As for Scott, the director has a long-standing link to the legendary group going back to when he was trying to launch his directing career. That connection is the group’s longtime manager at the time Robert Stigwood, the music mogul who had been managing the group since the 1960s and played a big part in its resurgence in the ’70s during the disco era while at the same time getting into the movie producing business. Stigwood would put Scott on the medieval film Castle Accident that would star the band’s three brothers Barry, Robin and Maurice. Ultimately the film never came together (Scott would go on to direct The Duelist instead), but that desire to tell some sort of story with the group remained, and now nearly 50 years later Scott has that chance.

This also marks a reunion for Scott and Logan, who worked together on Gladiator and Alien: Covenant. Logan and King, meanwhile, worked together on Rango, The Aviator and the upcoming Michael Jackson biopic Michael.

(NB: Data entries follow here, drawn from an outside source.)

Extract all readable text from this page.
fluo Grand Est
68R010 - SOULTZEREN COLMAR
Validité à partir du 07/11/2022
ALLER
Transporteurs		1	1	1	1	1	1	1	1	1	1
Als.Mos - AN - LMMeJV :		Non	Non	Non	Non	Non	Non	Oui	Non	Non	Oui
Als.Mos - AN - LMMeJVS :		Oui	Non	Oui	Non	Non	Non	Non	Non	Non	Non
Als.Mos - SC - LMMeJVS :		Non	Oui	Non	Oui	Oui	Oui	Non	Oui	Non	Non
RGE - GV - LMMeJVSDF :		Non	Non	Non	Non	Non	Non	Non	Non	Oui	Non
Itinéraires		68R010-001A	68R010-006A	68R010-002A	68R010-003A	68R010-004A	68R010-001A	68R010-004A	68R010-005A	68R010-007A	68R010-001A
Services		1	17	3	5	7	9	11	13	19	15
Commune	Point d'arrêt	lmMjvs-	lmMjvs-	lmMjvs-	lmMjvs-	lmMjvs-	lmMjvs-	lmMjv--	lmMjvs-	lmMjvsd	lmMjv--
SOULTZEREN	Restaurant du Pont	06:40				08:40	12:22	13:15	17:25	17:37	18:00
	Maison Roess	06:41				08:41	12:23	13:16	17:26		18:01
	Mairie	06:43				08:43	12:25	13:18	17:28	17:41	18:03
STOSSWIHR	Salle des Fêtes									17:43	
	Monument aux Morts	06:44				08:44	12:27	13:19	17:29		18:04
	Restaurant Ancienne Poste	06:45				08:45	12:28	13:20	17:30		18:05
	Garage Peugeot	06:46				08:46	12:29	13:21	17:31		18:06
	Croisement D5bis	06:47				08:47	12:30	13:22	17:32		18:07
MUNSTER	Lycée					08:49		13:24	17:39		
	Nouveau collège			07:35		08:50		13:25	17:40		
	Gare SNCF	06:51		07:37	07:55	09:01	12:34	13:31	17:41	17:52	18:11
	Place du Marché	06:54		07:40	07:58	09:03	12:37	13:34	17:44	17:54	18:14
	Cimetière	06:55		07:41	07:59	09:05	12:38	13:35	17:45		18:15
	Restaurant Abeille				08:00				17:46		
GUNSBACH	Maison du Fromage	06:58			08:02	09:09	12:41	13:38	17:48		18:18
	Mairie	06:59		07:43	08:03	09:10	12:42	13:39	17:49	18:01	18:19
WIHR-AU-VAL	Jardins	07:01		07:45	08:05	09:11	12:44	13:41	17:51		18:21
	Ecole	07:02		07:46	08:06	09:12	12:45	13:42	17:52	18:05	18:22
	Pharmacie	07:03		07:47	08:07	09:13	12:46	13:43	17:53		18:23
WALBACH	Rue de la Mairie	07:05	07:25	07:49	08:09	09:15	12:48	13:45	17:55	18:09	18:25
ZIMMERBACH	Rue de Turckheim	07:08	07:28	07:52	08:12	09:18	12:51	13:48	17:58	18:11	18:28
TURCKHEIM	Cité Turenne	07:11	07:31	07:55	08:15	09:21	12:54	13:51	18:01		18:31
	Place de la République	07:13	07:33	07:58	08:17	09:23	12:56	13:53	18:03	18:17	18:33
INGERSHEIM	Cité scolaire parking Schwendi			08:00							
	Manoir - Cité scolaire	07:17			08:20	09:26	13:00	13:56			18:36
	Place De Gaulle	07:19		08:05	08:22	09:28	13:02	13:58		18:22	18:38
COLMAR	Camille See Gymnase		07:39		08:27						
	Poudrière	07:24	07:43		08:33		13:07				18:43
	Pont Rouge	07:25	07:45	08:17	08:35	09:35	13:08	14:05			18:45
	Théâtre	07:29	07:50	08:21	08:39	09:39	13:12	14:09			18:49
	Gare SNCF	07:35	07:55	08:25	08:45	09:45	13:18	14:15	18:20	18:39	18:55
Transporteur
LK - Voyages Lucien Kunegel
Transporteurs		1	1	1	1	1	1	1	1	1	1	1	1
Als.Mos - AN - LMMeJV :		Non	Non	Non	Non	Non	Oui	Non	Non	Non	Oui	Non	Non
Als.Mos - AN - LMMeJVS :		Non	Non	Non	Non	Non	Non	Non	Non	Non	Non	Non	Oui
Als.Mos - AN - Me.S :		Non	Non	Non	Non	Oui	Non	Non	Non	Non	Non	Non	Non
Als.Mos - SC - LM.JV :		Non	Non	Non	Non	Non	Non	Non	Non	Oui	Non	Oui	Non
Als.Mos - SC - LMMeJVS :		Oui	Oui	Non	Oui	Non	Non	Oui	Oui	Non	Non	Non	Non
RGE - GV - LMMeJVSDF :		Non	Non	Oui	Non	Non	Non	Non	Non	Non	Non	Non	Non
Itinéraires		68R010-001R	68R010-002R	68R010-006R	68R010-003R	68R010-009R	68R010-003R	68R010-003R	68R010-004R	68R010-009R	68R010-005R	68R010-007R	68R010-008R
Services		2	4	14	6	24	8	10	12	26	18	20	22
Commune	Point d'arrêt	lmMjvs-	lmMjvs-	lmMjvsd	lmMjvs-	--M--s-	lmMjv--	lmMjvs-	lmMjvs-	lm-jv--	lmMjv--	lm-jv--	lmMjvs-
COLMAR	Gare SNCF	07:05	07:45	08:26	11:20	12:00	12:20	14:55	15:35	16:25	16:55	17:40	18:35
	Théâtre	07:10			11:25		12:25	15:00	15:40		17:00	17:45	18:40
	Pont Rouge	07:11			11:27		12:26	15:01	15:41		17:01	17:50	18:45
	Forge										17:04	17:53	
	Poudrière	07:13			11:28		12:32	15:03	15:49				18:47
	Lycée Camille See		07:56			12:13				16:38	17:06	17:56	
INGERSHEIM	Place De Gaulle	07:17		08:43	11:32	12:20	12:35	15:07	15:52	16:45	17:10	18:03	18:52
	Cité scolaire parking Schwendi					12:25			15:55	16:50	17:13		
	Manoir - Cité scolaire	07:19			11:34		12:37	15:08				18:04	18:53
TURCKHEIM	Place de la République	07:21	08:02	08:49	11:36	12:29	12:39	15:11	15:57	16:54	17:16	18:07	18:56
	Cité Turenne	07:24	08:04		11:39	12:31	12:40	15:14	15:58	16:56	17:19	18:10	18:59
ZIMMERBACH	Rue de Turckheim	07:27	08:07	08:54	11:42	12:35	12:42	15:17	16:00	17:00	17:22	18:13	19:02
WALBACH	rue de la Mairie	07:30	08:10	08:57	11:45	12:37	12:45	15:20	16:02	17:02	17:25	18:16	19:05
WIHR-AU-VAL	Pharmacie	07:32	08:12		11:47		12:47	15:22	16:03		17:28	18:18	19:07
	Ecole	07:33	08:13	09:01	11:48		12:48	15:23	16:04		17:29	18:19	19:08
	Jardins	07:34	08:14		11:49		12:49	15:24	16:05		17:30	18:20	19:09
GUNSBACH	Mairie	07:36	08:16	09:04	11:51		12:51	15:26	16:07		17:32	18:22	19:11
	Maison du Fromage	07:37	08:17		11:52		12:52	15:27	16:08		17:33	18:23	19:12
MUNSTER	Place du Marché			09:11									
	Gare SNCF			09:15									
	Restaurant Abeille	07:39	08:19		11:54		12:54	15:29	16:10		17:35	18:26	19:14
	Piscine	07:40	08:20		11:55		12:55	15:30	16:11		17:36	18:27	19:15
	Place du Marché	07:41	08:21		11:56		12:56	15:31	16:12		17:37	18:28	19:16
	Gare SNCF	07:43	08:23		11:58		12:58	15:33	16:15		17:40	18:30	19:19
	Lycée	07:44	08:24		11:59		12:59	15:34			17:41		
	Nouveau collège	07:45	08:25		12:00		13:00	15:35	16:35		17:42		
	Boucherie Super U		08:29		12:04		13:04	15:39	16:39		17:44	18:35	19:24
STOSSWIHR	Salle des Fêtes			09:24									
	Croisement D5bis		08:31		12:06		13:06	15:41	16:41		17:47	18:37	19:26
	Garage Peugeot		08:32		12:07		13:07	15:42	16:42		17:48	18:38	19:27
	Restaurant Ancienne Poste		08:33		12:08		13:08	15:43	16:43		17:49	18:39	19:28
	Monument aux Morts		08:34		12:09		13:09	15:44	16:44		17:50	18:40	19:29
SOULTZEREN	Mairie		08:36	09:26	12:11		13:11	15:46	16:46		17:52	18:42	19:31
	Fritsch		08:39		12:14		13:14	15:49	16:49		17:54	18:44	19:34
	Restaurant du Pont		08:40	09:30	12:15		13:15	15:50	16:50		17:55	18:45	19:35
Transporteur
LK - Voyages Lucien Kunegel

Paramount got life rights to the Gibb family estate in 2019 as well as rights to the band’s classic songs in a movie that could very well follow the template of the Oscar Best Picture-nominated Bohemian Rhapsody.

The Bee Gees had worldwide sales of more than 220 million records, establishing the band as one of the biggest-selling groups of all time. While Barry, Robin and Maurice first began performing together in the late 1950s focused on folk and soft rock, their popularity mushroomed after they wrote songs for Saturday Night Fever that fueled disco’s popularity and led to one of the top-selling albums ever; the work earned them five Grammys including Album of the Year.

Even though the success made them famous, rich and an indelible part of the ’70s zeitgeist, their position as the symbol of disco put them on their heels when there was an eventual backlash to the whole polyester vibe.

When Maurice Gibb died suddenly in January 2003 at age 53, Barry and Robin retired the group’s name before reforming in 2009. Robin died three years later at 62.

Up next for Scott is that Gladiator sequel, which is set to bow November 22 and stars Paul Mescal, Denzel Washington and Pedro Pascal.